McNeil earned four battle stars for his duty on board USS Achernar, USS New York, and MS Stephen Field, and retired from the military after serving as commander of the Underwater Demolition Team in the Navy Reserves. Joining the faculty at UCLA in 1956, he presided as co-director of Teacher Education along with Professor Jesse Bond. McNeil taught curriculum and instruction, specializing in the advancement of literacy, mathematics, and educational evaluation. In addition, his interest in the development of bilingual materials led him to work as a consultant with schools throughout the United States, Jamaica, Nicaragua, Guatemala, and Mexico.

While the perils of war could not be compared to an academic career, McNeil maintains that he has applied elements of his combat experience to his work in elementary and higher education, which spans more than seven decades. When asked how his military experiences influenced his career in education, McNeil stated that the most valuable thing he learned was that, “A new situation doesn’t frighten you too much.”

“The one thing you know is that you’re on borrowed time, always,” he says of making decisions while in combat or in the academic world. “You realize it’s just the luck of the draw that you’re even here. Whatever happens – you can’t take it so seriously.”

McNeil also emphasized the value of collaboration – in battle as well as in academia.

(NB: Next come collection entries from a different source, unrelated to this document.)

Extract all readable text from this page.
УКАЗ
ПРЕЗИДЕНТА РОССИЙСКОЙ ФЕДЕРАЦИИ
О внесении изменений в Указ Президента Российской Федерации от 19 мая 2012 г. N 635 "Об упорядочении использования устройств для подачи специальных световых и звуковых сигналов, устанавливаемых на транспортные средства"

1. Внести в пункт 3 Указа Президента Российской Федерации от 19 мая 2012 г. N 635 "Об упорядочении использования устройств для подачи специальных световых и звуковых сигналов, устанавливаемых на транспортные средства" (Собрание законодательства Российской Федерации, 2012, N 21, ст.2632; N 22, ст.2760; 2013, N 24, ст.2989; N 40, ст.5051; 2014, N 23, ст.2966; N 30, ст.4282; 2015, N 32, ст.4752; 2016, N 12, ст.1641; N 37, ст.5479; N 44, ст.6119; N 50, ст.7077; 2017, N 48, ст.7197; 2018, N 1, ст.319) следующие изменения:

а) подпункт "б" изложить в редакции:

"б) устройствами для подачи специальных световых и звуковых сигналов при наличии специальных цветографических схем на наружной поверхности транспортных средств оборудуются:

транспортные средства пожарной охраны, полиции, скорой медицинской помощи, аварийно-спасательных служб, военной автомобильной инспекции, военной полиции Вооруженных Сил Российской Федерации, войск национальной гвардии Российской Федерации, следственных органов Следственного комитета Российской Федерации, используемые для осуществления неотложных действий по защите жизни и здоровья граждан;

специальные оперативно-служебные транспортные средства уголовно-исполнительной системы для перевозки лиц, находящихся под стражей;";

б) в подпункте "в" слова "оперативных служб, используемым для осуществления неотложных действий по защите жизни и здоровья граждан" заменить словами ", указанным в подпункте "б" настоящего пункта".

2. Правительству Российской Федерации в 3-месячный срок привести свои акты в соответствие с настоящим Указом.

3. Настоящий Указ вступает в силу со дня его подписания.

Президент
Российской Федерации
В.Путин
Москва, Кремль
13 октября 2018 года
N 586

“I became accepting of those who are very different from me,” notes McNeil. “I’ve come to value them. I like the variation and the controversies in people. There are so many great people who have their individual ways of making something work. I saw that it’s not just on me – it’s about [working] with others’ knowledge and piggybacking on their good sense and competency.

“Those are probably the lessons I got out of Normandy and Okinawa,” McNeil observes. “Nothing would have succeeded if only a few had been making the decisions on that ship. It had to be inclusive. And whether it’s a ship or a school, everybody’s got to be open to different ideas.”